To grow asparagus at home, it is best to go to your local nursery and find the small one-year-old plants called "crowns," which is much easier than growing the plant from seed. Find a well-drained site on your property where the plants can get partial sunlight. Your soil should be slightly acidic, with the best pH being around 6.5. Asparagus can tolerate more alkaline soil if it has to, going well up to 9.0 pH.

Prepare for planting in the springtime by tilling the soil to get rid of all weeds, as they will compete with the plants for water and nutrients.  Loosen the soil from 12 to 15 inches deep and mix in a layer of compost placing it throughout the area in a two or three inch layer. Then you will need to create trenches or a single trench, depending on how much asparagus you wish to plant. If you are creating several trenches, place them approximately four feet apart with a width of 12 inches and a depth of 6 to 12 inches, or create a single trench with the same width and depth. Once you've prepared the ground, soak the crowns for a short while in tepid water before planting them.

Take your hoe and form a mound in the center of your trenches running lengthwise. Then place the crowns 12 to 15 inches apart on each mound, draping the roots over the sides. Gently cover the crowns with a mixture of one part compost and three parts topsoil, bury them up to two inches deep and water them sufficiently. After about a month when the shoots start to emerge, add more soil to your trenches.

Make sure you keep your asparagus beds well weeded, without disturbing the roots.

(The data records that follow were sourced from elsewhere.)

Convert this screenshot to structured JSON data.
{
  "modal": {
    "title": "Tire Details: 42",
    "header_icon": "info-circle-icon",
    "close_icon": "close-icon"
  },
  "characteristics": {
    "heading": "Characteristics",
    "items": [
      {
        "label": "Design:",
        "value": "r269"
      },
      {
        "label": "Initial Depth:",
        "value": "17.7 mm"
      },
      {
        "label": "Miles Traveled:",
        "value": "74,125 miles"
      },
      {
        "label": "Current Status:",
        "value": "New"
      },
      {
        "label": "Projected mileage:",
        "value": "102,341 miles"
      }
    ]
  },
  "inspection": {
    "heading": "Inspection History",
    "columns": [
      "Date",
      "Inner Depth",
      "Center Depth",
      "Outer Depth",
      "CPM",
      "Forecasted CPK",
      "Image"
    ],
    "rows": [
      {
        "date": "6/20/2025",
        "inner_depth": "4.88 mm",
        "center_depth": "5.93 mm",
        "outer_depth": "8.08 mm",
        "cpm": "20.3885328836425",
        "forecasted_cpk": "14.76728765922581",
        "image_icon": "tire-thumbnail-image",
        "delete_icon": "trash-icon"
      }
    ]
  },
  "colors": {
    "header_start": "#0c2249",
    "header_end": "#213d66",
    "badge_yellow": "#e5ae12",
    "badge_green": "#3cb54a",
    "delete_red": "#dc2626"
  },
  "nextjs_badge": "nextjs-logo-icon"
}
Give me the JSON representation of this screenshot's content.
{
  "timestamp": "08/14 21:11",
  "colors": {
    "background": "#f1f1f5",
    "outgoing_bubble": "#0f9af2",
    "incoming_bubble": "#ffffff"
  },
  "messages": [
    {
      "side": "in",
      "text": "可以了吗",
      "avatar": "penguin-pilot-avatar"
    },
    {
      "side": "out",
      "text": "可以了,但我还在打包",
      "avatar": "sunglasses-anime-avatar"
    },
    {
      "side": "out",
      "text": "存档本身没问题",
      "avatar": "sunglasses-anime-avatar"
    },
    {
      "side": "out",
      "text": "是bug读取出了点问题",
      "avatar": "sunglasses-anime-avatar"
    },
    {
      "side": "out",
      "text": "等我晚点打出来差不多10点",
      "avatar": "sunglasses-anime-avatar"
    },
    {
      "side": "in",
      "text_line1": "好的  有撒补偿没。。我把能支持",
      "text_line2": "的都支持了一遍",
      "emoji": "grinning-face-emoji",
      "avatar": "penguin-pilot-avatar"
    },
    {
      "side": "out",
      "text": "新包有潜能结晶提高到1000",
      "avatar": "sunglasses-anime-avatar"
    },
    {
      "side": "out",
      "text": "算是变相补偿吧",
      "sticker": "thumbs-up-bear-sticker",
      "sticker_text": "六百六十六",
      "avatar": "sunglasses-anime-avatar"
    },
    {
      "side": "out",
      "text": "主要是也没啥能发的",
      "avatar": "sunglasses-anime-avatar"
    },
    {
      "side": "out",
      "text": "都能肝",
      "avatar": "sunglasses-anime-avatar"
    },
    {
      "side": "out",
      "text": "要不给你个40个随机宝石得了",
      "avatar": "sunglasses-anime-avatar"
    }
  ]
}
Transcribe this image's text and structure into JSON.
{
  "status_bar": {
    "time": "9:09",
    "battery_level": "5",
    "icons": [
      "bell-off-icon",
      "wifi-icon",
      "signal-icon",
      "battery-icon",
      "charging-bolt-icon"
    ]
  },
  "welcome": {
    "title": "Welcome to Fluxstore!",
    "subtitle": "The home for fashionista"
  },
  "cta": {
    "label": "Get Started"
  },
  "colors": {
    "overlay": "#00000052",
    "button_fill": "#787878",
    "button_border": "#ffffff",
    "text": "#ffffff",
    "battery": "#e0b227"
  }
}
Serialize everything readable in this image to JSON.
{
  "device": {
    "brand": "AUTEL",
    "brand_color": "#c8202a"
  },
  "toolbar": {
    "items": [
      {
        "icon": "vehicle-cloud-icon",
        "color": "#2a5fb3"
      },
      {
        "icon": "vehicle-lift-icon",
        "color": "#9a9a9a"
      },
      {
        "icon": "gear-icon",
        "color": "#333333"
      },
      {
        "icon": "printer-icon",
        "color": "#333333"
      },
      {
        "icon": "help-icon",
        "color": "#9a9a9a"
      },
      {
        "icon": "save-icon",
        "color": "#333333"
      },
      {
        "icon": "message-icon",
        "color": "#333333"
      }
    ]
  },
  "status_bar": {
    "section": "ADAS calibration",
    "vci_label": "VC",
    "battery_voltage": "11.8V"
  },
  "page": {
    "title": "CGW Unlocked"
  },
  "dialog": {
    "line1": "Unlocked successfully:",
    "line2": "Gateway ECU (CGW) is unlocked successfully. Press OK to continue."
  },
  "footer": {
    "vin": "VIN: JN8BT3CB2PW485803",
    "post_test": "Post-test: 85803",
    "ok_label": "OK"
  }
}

Pull the weeds out by hand, adding more topsoil around the shoots to keep the trenches filled. Give the plants enough water by irrigating the area so that the soil is wet up to four feet deep. As your asparagus grows, place a 4 to 8 inch layer of mulch around the plants, consisting of leaves or hay. 

During the first year of growth, you won't be harvesting your plants, as they will need to mature. Just keep the dead foliage away when fall comes and keep the area covered with compost. When the second year comes around, you should continue to keep your asparagus beds well mulched, adding compost in the spring and early autumn months. This should be the regimen for the years to come, with the real harvesting of your plants happening in the third year when the spears start thickening. Cut them off just above the ground when they get to be around 6 to 8 inches tall. Make sure you don't pull them out of the ground, as this will disturb their root system. Let the weaker plants enjoy an extra season before harvesting them so that they have a chance to reach their full potential.

There are several types of asparagus, all of which are sweet and tender once they are prepared for eating. Most plants are green, but you can also get the purple or white variety, or you can plant a combination to experiment with the subtle differences in flavor. It is well worth the work and wait to have a garden full of these delicious, and healthful plants once they are finally ready to be prepared and eaten.